Le paquet fiscal II sert-il réellement  les PME ?

A l’instar du paquet fiscal de 2004, la modification légale soumise aux urnes le 28 février prochain est un multipack à prendre ou à laisser. Ce ficelage s’explique par des considérations tactiques : on tente de noyer dans la masse les points les plus contestables d’une réforme. Il est surprenant que les promoteurs de la démarche aient repris ce stratagème, car il a constitué une des causes de rejet du premier paquet fiscal par 66% des votants.

Dans la livraison 2008, le volet non contesté comprend des facilités fiscales accordées aux entrepreneurs indépendants pour la remise de leur entreprise. Si le peuple dit non en février, ces mesures pourront être rapidement « repêchées ». La Conseillère aux Etats Anita Fetz a déjà déposé une motion dans ce sens. Une telle procédure a déjà été utilisée avec succès pour la rétablissement de l’égalité entre concubins et couple mariés, qui vient d’entrer en vigueur après avoir coulé avec le paquet fiscal de 2004.

La pièce maîtresse de la réforme est en revanche très discutable : elle prévoit que les personnes physiques pourront à l’avenir se contenter d’inscrire 60 centimes sur leur déclaration d’impôt fédéral direct chaque fois qu’elles encaissent un franc de dividende.

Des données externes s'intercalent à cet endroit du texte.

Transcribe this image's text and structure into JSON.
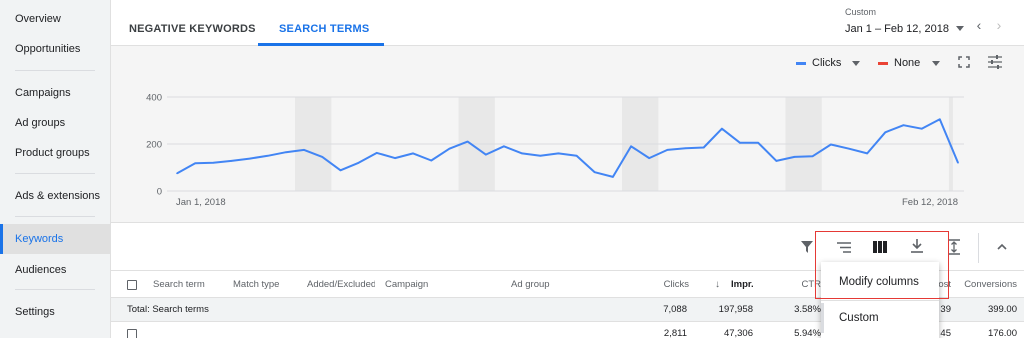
{
  "sidebar": {
    "items": [
      {
        "label": "Overview"
      },
      {
        "label": "Opportunities"
      },
      {
        "label": "Campaigns"
      },
      {
        "label": "Ad groups"
      },
      {
        "label": "Product groups"
      },
      {
        "label": "Ads & extensions"
      },
      {
        "label": "Keywords",
        "active": true
      },
      {
        "label": "Audiences"
      },
      {
        "label": "Settings"
      }
    ]
  },
  "tabs": [
    {
      "label": "NEGATIVE KEYWORDS"
    },
    {
      "label": "SEARCH TERMS",
      "active": true
    }
  ],
  "date_range": {
    "label": "Custom",
    "value": "Jan 1 – Feb 12, 2018"
  },
  "chart_controls": {
    "metric1": {
      "label": "Clicks",
      "color": "#4285f4"
    },
    "metric2": {
      "label": "None",
      "color": "#ea4335"
    }
  },
  "chart_data": {
    "type": "line",
    "x_start_label": "Jan 1, 2018",
    "x_end_label": "Feb 12, 2018",
    "ylim": [
      0,
      400
    ],
    "yticks": [
      "0",
      "200",
      "400"
    ],
    "grid": true,
    "series": [
      {
        "name": "Clicks",
        "color": "#4285f4",
        "values": [
          75,
          118,
          120,
          128,
          138,
          150,
          165,
          175,
          145,
          88,
          120,
          162,
          140,
          160,
          130,
          180,
          210,
          155,
          190,
          160,
          150,
          160,
          150,
          80,
          60,
          190,
          140,
          175,
          182,
          185,
          265,
          205,
          205,
          128,
          145,
          148,
          198,
          180,
          160,
          250,
          280,
          265,
          305,
          120
        ]
      }
    ],
    "weekend_bands": [
      [
        7,
        9
      ],
      [
        16,
        18
      ],
      [
        25,
        27
      ],
      [
        34,
        36
      ],
      [
        43,
        45
      ]
    ]
  },
  "toolbar": {
    "icons": [
      "filter-icon",
      "segment-icon",
      "columns-icon",
      "download-icon",
      "expand-icon",
      "collapse-icon"
    ]
  },
  "table": {
    "headers": [
      {
        "label": "Search term"
      },
      {
        "label": "Match type"
      },
      {
        "label": "Added/Excluded"
      },
      {
        "label": "Campaign"
      },
      {
        "label": "Ad group"
      },
      {
        "label": "Clicks"
      },
      {
        "label": "Impr."
      },
      {
        "label": "CTR"
      },
      {
        "label": "Cost"
      },
      {
        "label": "Conversions"
      }
    ],
    "total": {
      "label": "Total: Search terms",
      "clicks": "7,088",
      "impr": "197,958",
      "ctr": "3.58%",
      "cost": "39",
      "conversions": "399.00"
    },
    "row1": {
      "clicks": "2,811",
      "impr": "47,306",
      "ctr": "5.94%",
      "cost": "45",
      "conversions": "176.00"
    }
  },
  "dropdown": {
    "items": [
      {
        "label": "Modify columns"
      },
      {
        "label": "Custom"
      }
    ]
  },
  "colors": {
    "accent": "#1a73e8",
    "highlight": "#e53935"
  }
}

Toutefois, cet abattement ne sera accordé qu’à la condition que ce dividende provienne d’une société dont le contribuable possède au moins 10% des actions. De plus, une modification de la loi d’harmonisation valide l’octroi du même type de rabais par les cantons, sans fixer de plancher. Ainsi, Glaris, qui accorde un abattement de 80% sur l’imposition des dividendes, n’aura plus à craindre de recours au Tribunal fédéral.

Pour défendre ce système d’abattement des dividendes, ses partisans invoquent le soutien aux PME. Hélas, cet argument relève de la tarte à la crème. Premièrement, parce qu’alléger la facture des personnes physiques détentrices d’un dixième des actions d’une PME n’aide pas directement la PME en question. Au contraire, ce rabais accroît la tentation de vider l’entreprise de ses réserves en augmentant les dividendes, dans une logique étroitement financière.

Deuxièmement, parce qu’en pratique, le cercle des entreprises, ou plus exactement des propriétaires d’entreprises aidés sera très restreint, pour les raisons suivantes : sur les quelques 300'000 unités que compte la Suisse, moins de la moitié sont constituées en SA ou en SàRL ; et parmi ces dernières, moins de la moitié sont bénéficiaires. Ainsi, seules quelques 20% des entreprises  (une petite moitié de la petite moitié) sont théoriquement en situation de verser un dividende. De plus, seul un bon tiers de ces dernières affiche un bénéfice annuel dépassant fr. 50'000.-, et peut donc verser un dividende substantiel. Par conséquent, seuls les propriétaires de 6% à 8% des 300'000 entreprises sont susceptibles d’être aidés. Et comme il faut de surcroît posséder un dixième des actions pour faire valoir l’abattement sur les dividendes, le pourcentage d’entreprises dont les propriétaires finiront par être aidés sera encore plus faible, sans que le chiffre exact soit connu.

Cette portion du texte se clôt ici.